Quando d’inverno a Siena nevica

Luigi Oliveto

07/02/2012

Peccato per i disagi che provoca, perché la neve è davvero bella nell’incanto di quel silenzio in cui il mondo sembra finalmente sospeso e arreso a ripensare se stesso. Quando – giustappunto innevate – le differenze (dei luoghi, del cuore e della mente) paiono appianarsi: e non di forza, ma per candida insistenza, per suadente bisbiglio. Cosicché – scomparse per sortilegio pietre, tegole, mattoni – la città resta immobile, come una novizia eretta nel paramento immacolato della vestizione. Siena, poi, che ad ogni stagione sa mostrarsi città del prodigio e del non-tempo, quando nevica diventa ancor di più visione magica. Lo sosteneva pure Mario Luzi, scrivendo: “Tuttavia per i suoi trionfi la luce cerca a Siena piuttosto la neve, i candelotti di ghiaccio in cui è condensata, le stalagmiti pendenti dai cornicioni, dalle balaustre, dalle finestre, dai tetti nel controsole mattutino”. Il poeta annotava queste immagini ricordando la memorabile nevicata del 1929, quando peraltro si era già prossimi alla primavera. E la città divenne tutta bianca, “ornata di una cristalleria lucente, tutto il territorio intorno, innevato dalle campagne e dagli orti prossimi fino alle crete lontane di Castelnuovo Berardenga e di Asciano rifletteva quello splendore, abbagliava”. Luzi conclude che l’acqua sublimata in neve e questa in ghiaccio luminoso – ciò a causa di quel lontano incantesimo – continua a rimanere per me nel codice proprio di Siena”.

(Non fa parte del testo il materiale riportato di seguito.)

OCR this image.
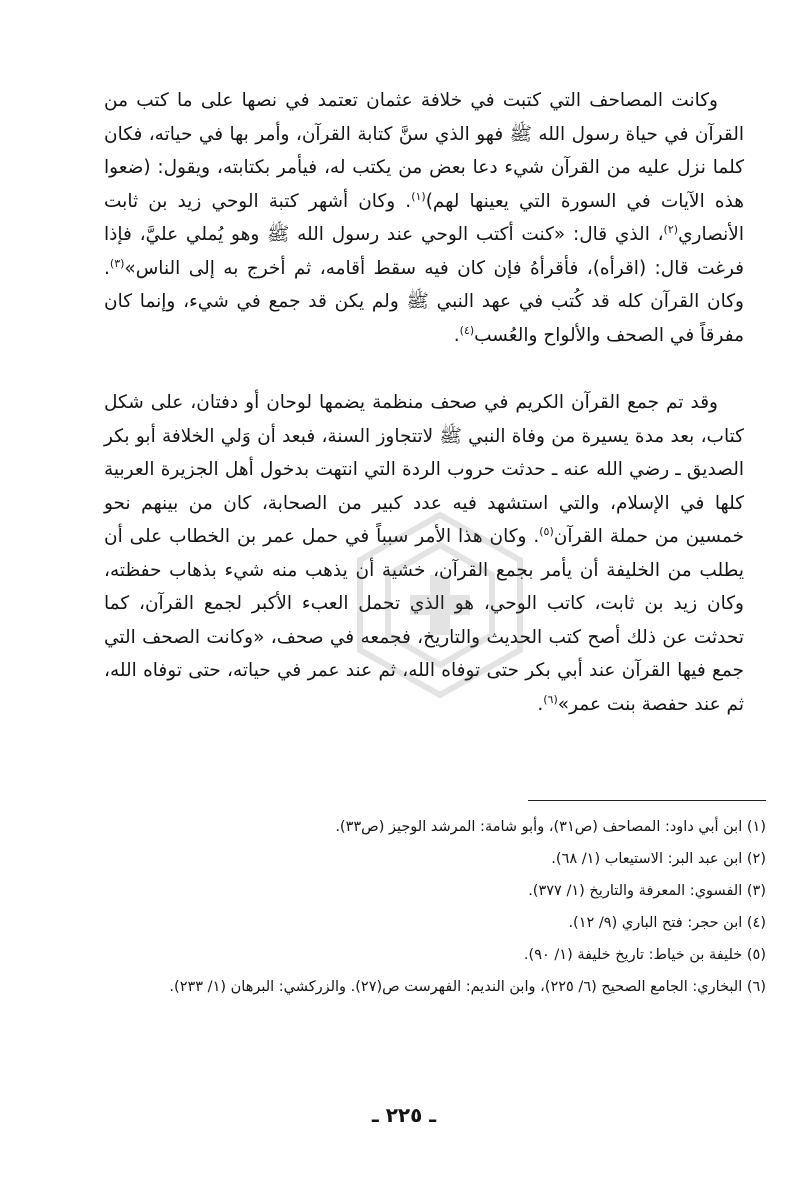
وكانت المصاحف التي كتبت في خلافة عثمان تعتمد في نصها على ما كتب من القرآن في حياة رسول الله ﷺ فهو الذي سنَّ كتابة القرآن، وأمر بها في حياته، فكان كلما نزل عليه من القرآن شيء دعا بعض من يكتب له، فيأمر بكتابته، ويقول: (ضعوا هذه الآيات في السورة التي يعينها لهم)$^{(١)}$. وكان أشهر كتبة الوحي زيد بن ثابت الأنصاري$^{(٢)}$، الذي قال: «كنت أكتب الوحي عند رسول الله ﷺ وهو يُملي عليَّ، فإذا فرغت قال: (اقرأه)، فأقرأهُ فإن كان فيه سقط أقامه، ثم أخرج به إلى الناس»$^{(٣)}$. وكان القرآن كله قد كُتب في عهد النبي ﷺ ولم يكن قد جمع في شيء، وإنما كان مفرقاً في الصحف والألواح والعُسب$^{(٤)}$.

وقد تم جمع القرآن الكريم في صحف منظمة يضمها لوحان أو دفتان، على شكل كتاب، بعد مدة يسيرة من وفاة النبي ﷺ لاتتجاوز السنة، فبعد أن وَلي الخلافة أبو بكر الصديق ـ رضي الله عنه ـ حدثت حروب الردة التي انتهت بدخول أهل الجزيرة العربية كلها في الإسلام، والتي استشهد فيه عدد كبير من الصحابة، كان من بينهم نحو خمسين من حملة القرآن$^{(٥)}$. وكان هذا الأمر سبباً في حمل عمر بن الخطاب على أن يطلب من الخليفة أن يأمر بجمع القرآن، خشية أن يذهب منه شيء بذهاب حفظته، وكان زيد بن ثابت، كاتب الوحي، هو الذي تحمل العبء الأكبر لجمع القرآن، كما تحدثت عن ذلك أصح كتب الحديث والتاريخ، فجمعه في صحف، «وكانت الصحف التي جمع فيها القرآن عند أبي بكر حتى توفاه الله، ثم عند عمر في حياته، حتى توفاه الله، ثم عند حفصة بنت عمر»$^{(٦)}$.

(١) ابن أبي داود: المصاحف (ص٣١)، وأبو شامة: المرشد الوجيز (ص٣٣).
(٢) ابن عبد البر: الاستيعاب (١/ ٦٨).
(٣) الفسوي: المعرفة والتاريخ (١/ ٣٧٧).
(٤) ابن حجر: فتح الباري (٩/ ١٢).
(٥) خليفة بن خياط: تاريخ خليفة (١/ ٩٠).
(٦) البخاري: الجامع الصحيح (٦/ ٢٢٥)، وابن النديم: الفهرست ص(٢٧). والزركشي: البرهان (١/ ٢٣٣).
ـ ٢٢٥ ـ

L’incantesimo non era sfuggito nemmeno a Romano Bilenchi, tanto da evidenziare: “La città era bella d’inverno quando la neve copriva i colli vicini e i monti lontani e si ammucchiava nel giardino pubblico, nelle piazzette inclinate, nella grande piazza a conchiglia”. Lo scrittore colligiano osserva la neve “isolare i palazzi di mattoni rossi, i palazzi di pietra grigia nati col mondo”, mentre “al tramonto il rosso avvampava, il grigio riluceva”. Confessa che d’inverno restava ore e ore “a guardare un antico palazzo che era stato di uomini feroci e guerrieri, di donne ardenti e traditrici, e che, cambiato il rosso tenero dell’estate in rubino scurissimo, sorgeva dall’ammasso di neve, incastonato fra gli altri palazzi della piazza larga e profonda”. E’ vero, Siena dentro la luce della neve svela un candore che, in condizioni normali, resta invece confinato nel bianco dei suoi rari marmi: nella Fonte Gaia, nello scheletrito sogno di una cattedrale incompiuta e, poco più in là – visto da lontano a sommità di strade e di case – sulla cupola del Duomo, quel tempio che, per caparbia fede, fu infine possibile innalzare a gloria di Maria Assunta regina del cielo, patrona della città e del suo Stato.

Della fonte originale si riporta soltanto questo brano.